The idea for Colossus developed out of a prior project which produced a special purpose comparator machine called the Heath Robinson. The Colossus was intended to be more flexible and faster; it was decided to make it programmable in a way the Heath Robinson had not been. The project was headed by the mathematician Max Newman. It started early in 1943 and the first version of the machine (Mark 1 Colossus) started working in January 1944, to be followed by the improved Mark 2 Colossus in June 1944. Ten Mark 2 Collossus machines were in use at Bletchley Park by the end of the war.

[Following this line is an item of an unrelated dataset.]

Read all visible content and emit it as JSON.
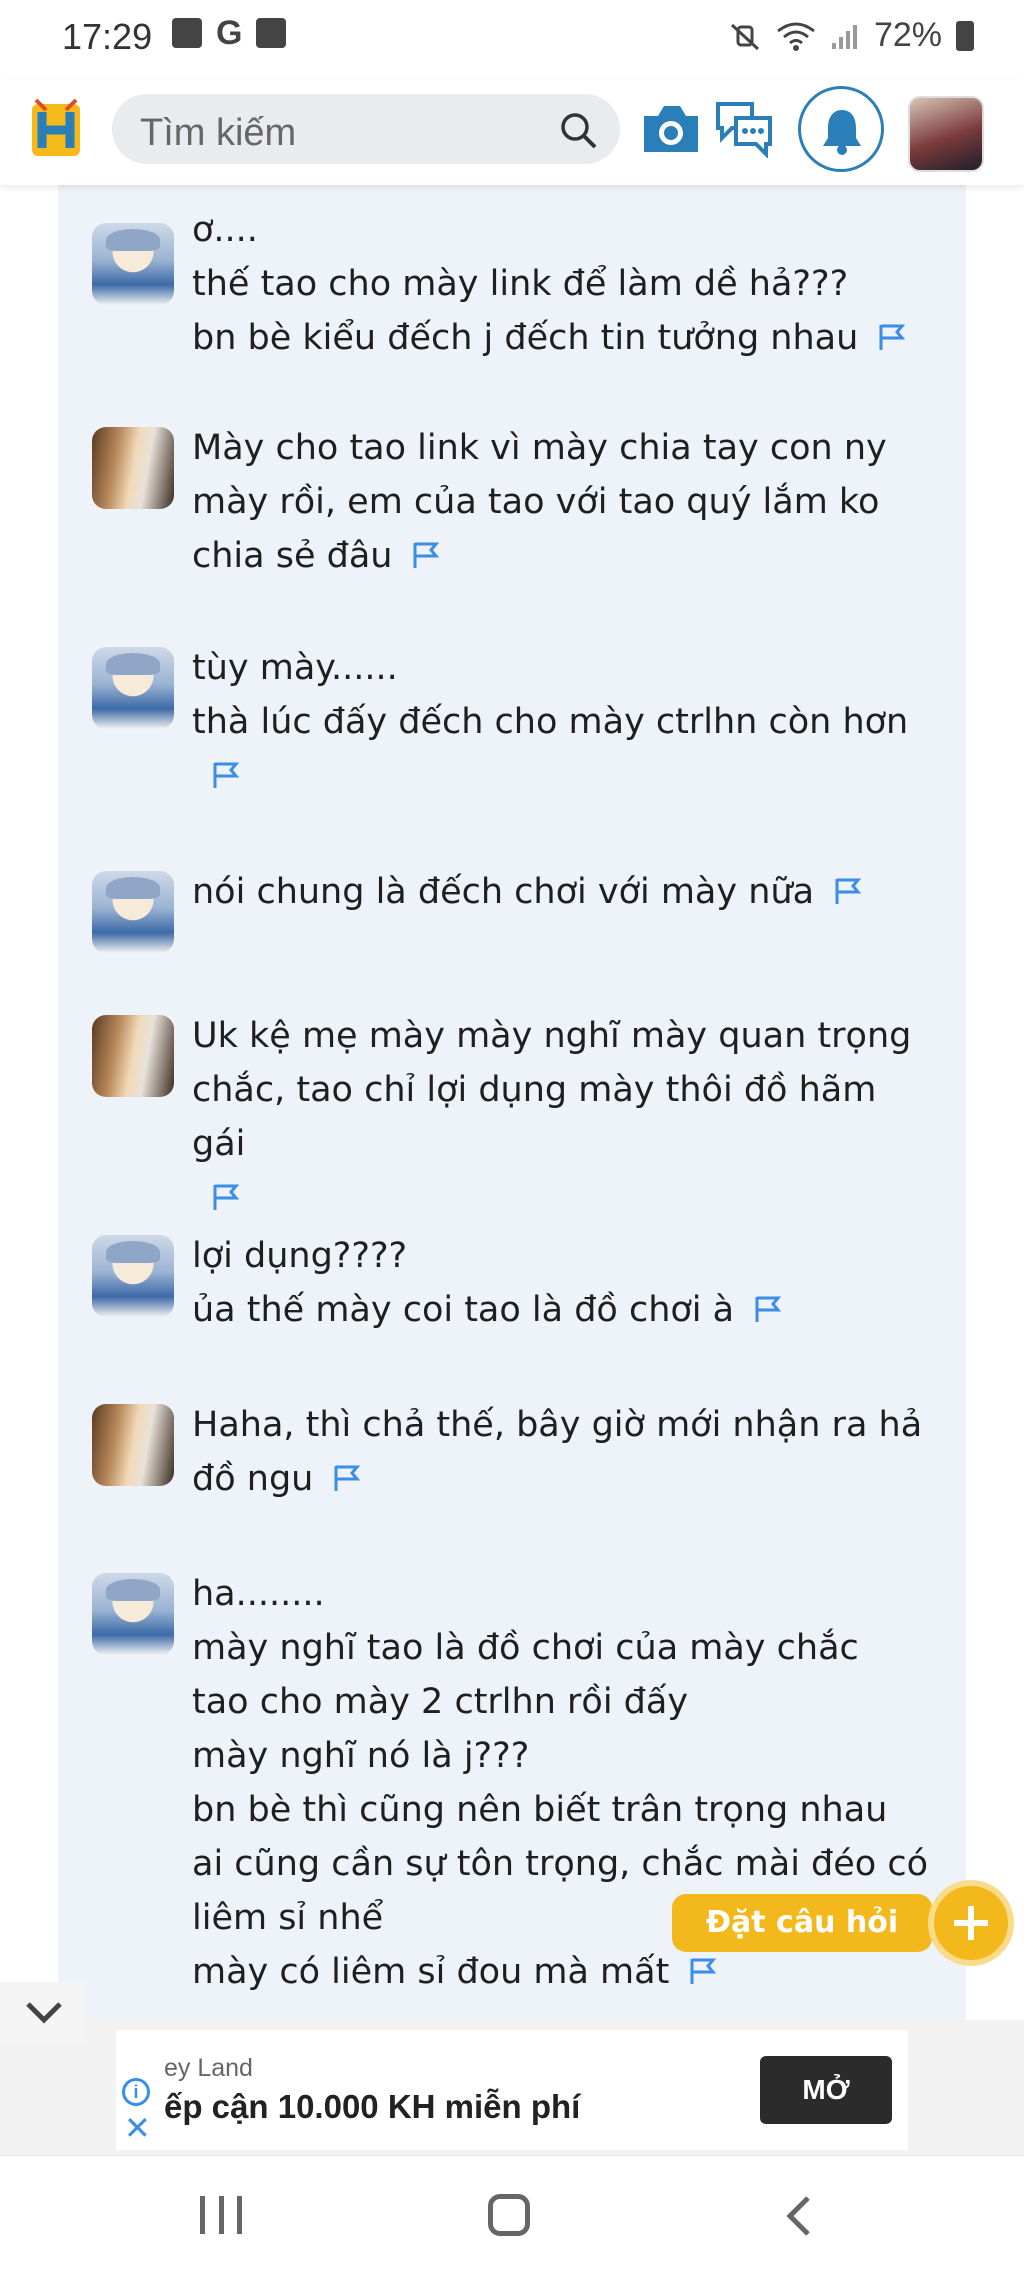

The machine used vacuum tubes and read a cyphertext from a paper tape and then applied a programmable logical function to every character, counting how often this function returned "true".
It was a highly secret device, and had therefore not much influence on the development of later computers. Nearly all documentation and machinery was classified immediately after the war, and destroyed in 1960s. It is said that Winston Churchill specifically ordered the destruction of the Colossus machines into 'pieces no bigger than a man's hand' and that Tommy Flowers[?] personally burned the blueprints in a furnace at Dollis Hill. Information about Colossus reemerged in the 1970s.
A copy of one of the Colossus versions has been partly completed by Tony Sale and is on display in the Bletchley Park Museum in Milton Keynes, Buckinghamshire.
See also History of computing
Colossus was also the name of a fictional computer that takes over the world in the 1969 science fiction film "Colossus: the Forbin Project".